JATUH HATI TANPA JEDA

Kingdenie
Chapter #10

Bunda Babay

Mentari sudah mulai bersinar terang, sinarnya mengintip dari balik tirai jendela yang masih tertutup. Setelah salat Subuh rasanya malas sekali untuk beraktifitas, hanya ada hasrat untuk rebahan saja dan melanjutkan menikmati kembali hangatnya selimut.

Virus Corona sudah masuk ke Indonesia, bahkan sudah mulai ada yang meninggal dunia. Berdasarkan alasan itu sekolah diliburkan selama empat belas hari ke depan untuk siswa, tetapi guru-guru tetap masuk. Entah berdasarkan alasan dan pertimbangan apa kebijakan itu? Apakah guru sudah kebal dengan virus itu? Ataukah virus menaruh hormat ke guru sehingga tidak menular ke mereka. Ada rasa curiga di hati jika sekolah tidak libur selama empat belas hari saja, masih akan berlanjut beberapa minggu setelahnya atau malah beberapa bulan ke depan.

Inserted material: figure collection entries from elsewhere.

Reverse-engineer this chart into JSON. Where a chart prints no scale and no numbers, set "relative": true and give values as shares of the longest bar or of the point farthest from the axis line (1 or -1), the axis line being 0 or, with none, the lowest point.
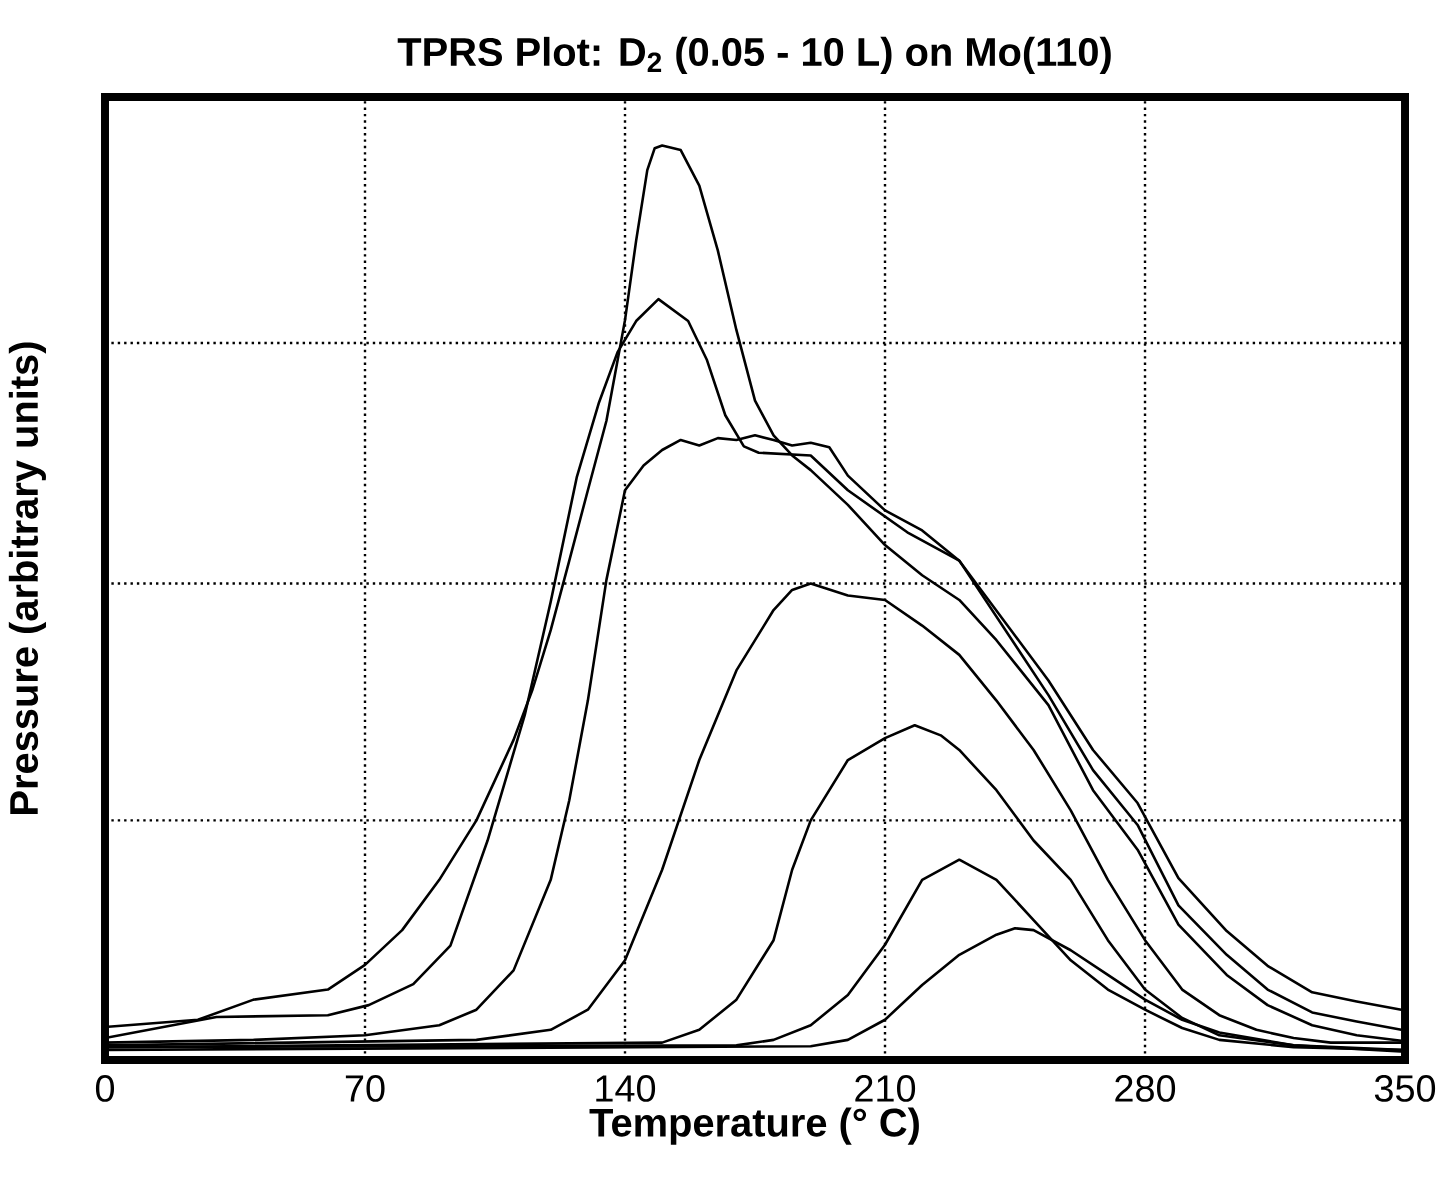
{
  "chart_data": {
    "type": "line",
    "title": "TPRS Plot: D$_{2}$ (0.05 - 10 L) on Mo(110)",
    "xlabel": "Temperature (° C)",
    "ylabel": "Pressure (arbitrary units)",
    "relative": true,
    "xlim": [
      0,
      350
    ],
    "xticks": [
      0,
      70,
      140,
      210,
      280,
      350
    ],
    "grid": "x",
    "line_style": "solid",
    "marker": "none",
    "ref_lines": [
      {
        "axis": "y",
        "value": 0.262,
        "color": "#000000",
        "line_style": "dotted"
      },
      {
        "axis": "y",
        "value": 0.521,
        "color": "#000000",
        "line_style": "dotted"
      },
      {
        "axis": "y",
        "value": 0.784,
        "color": "#000000",
        "line_style": "dotted"
      }
    ],
    "series": [
      {
        "color": "#000000",
        "x": [
          0,
          25,
          40,
          60,
          70,
          80,
          90,
          100,
          110,
          115,
          120,
          125,
          130,
          135,
          140,
          143,
          146,
          148,
          150,
          155,
          160,
          165,
          170,
          175,
          180,
          185,
          190,
          200,
          210,
          220,
          230,
          240,
          254,
          266,
          278,
          289,
          302,
          313,
          325,
          337,
          349
        ],
        "values": [
          0.036,
          0.044,
          0.066,
          0.077,
          0.104,
          0.142,
          0.197,
          0.262,
          0.35,
          0.404,
          0.47,
          0.546,
          0.623,
          0.699,
          0.809,
          0.896,
          0.973,
          0.997,
          1.0,
          0.995,
          0.956,
          0.885,
          0.798,
          0.721,
          0.683,
          0.661,
          0.645,
          0.607,
          0.563,
          0.53,
          0.503,
          0.459,
          0.388,
          0.295,
          0.23,
          0.148,
          0.093,
          0.06,
          0.038,
          0.027,
          0.021
        ]
      },
      {
        "color": "#000000",
        "x": [
          0,
          30,
          60,
          71,
          83,
          93,
          103,
          113,
          120,
          127,
          133,
          138,
          143,
          149,
          157,
          162,
          167,
          172,
          176,
          190,
          200,
          216,
          230,
          254,
          266,
          278,
          289,
          302,
          313,
          325,
          337,
          349
        ],
        "values": [
          0.024,
          0.047,
          0.049,
          0.06,
          0.083,
          0.125,
          0.24,
          0.377,
          0.501,
          0.637,
          0.719,
          0.774,
          0.808,
          0.832,
          0.808,
          0.766,
          0.705,
          0.671,
          0.664,
          0.661,
          0.623,
          0.577,
          0.546,
          0.399,
          0.317,
          0.257,
          0.169,
          0.115,
          0.077,
          0.052,
          0.042,
          0.033
        ]
      },
      {
        "color": "#000000",
        "x": [
          0,
          40,
          70,
          90,
          100,
          110,
          120,
          125,
          130,
          135,
          140,
          145,
          150,
          155,
          160,
          165,
          170,
          175,
          180,
          185,
          190,
          195,
          200,
          210,
          220,
          230,
          254,
          266,
          278,
          289,
          302,
          313,
          325,
          337,
          349
        ],
        "values": [
          0.019,
          0.022,
          0.027,
          0.038,
          0.055,
          0.098,
          0.197,
          0.284,
          0.393,
          0.525,
          0.623,
          0.65,
          0.667,
          0.678,
          0.672,
          0.68,
          0.678,
          0.683,
          0.678,
          0.672,
          0.675,
          0.67,
          0.639,
          0.601,
          0.579,
          0.546,
          0.415,
          0.339,
          0.281,
          0.199,
          0.141,
          0.103,
          0.074,
          0.064,
          0.055
        ]
      },
      {
        "color": "#000000",
        "x": [
          0,
          100,
          120,
          130,
          140,
          150,
          160,
          170,
          180,
          185,
          190,
          200,
          210,
          220,
          230,
          240,
          250,
          260,
          270,
          280,
          290,
          300,
          310,
          320,
          330,
          350
        ],
        "values": [
          0.016,
          0.022,
          0.033,
          0.055,
          0.109,
          0.208,
          0.328,
          0.426,
          0.492,
          0.514,
          0.521,
          0.508,
          0.503,
          0.475,
          0.443,
          0.393,
          0.339,
          0.273,
          0.197,
          0.131,
          0.077,
          0.049,
          0.033,
          0.024,
          0.019,
          0.019
        ]
      },
      {
        "color": "#000000",
        "x": [
          0,
          150,
          160,
          170,
          180,
          185,
          190,
          200,
          210,
          218,
          225,
          230,
          240,
          250,
          260,
          270,
          280,
          290,
          300,
          320,
          350
        ],
        "values": [
          0.014,
          0.019,
          0.033,
          0.066,
          0.131,
          0.208,
          0.262,
          0.328,
          0.352,
          0.366,
          0.355,
          0.339,
          0.295,
          0.24,
          0.197,
          0.131,
          0.077,
          0.046,
          0.027,
          0.016,
          0.011
        ]
      },
      {
        "color": "#000000",
        "x": [
          0,
          170,
          180,
          190,
          200,
          210,
          220,
          230,
          240,
          250,
          260,
          270,
          280,
          290,
          300,
          320,
          350
        ],
        "values": [
          0.014,
          0.016,
          0.022,
          0.038,
          0.071,
          0.126,
          0.197,
          0.219,
          0.197,
          0.153,
          0.109,
          0.077,
          0.055,
          0.035,
          0.022,
          0.014,
          0.011
        ]
      },
      {
        "color": "#000000",
        "x": [
          0,
          190,
          200,
          210,
          220,
          230,
          240,
          245,
          250,
          260,
          270,
          280,
          290,
          300,
          320,
          350
        ],
        "values": [
          0.011,
          0.015,
          0.022,
          0.044,
          0.082,
          0.115,
          0.137,
          0.144,
          0.142,
          0.12,
          0.093,
          0.066,
          0.044,
          0.03,
          0.016,
          0.009
        ]
      }
    ]
  }
}
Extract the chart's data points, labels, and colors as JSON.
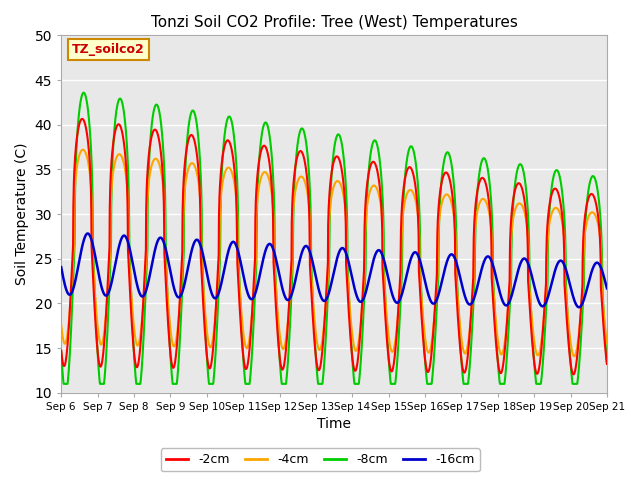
{
  "title": "Tonzi Soil CO2 Profile: Tree (West) Temperatures",
  "xlabel": "Time",
  "ylabel": "Soil Temperature (C)",
  "ylim": [
    10,
    50
  ],
  "background_color": "#ffffff",
  "plot_bg_color": "#e8e8e8",
  "legend_label": "TZ_soilco2",
  "legend_bg": "#ffffcc",
  "legend_border": "#cc8800",
  "line_colors": {
    "-2cm": "#ff0000",
    "-4cm": "#ffa500",
    "-8cm": "#00cc00",
    "-16cm": "#0000cc"
  },
  "line_widths": {
    "-2cm": 1.5,
    "-4cm": 1.5,
    "-8cm": 1.5,
    "-16cm": 1.8
  },
  "xtick_labels": [
    "Sep 6",
    "Sep 7",
    "Sep 8",
    "Sep 9",
    "Sep 10",
    "Sep 11",
    "Sep 12",
    "Sep 13",
    "Sep 14",
    "Sep 15",
    "Sep 16",
    "Sep 17",
    "Sep 18",
    "Sep 19",
    "Sep 20",
    "Sep 21"
  ],
  "grid_color": "#ffffff",
  "num_days": 15,
  "pts_per_day": 144,
  "figsize": [
    6.4,
    4.8
  ],
  "dpi": 100
}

Aku melirik jam dinding yang sudah menunjukkan pukul 06.30 WIB, masih belum ada keinginan untuk meninggalkan tempat tidur yang nyaman ini. Terdengar sebuah pesan masuk ke ponsel, terpampang nama Dinda Humaira di sana.

Assalamualaikum warohmatullohi wabatokatuh, Gutten Morgen. Apakah dengan sekolah diliburkan gara-gara Covid 19 kita libur juga bersahabat, Ray?” Sebuah emoticon tertawa menjadi penutup pesan itu.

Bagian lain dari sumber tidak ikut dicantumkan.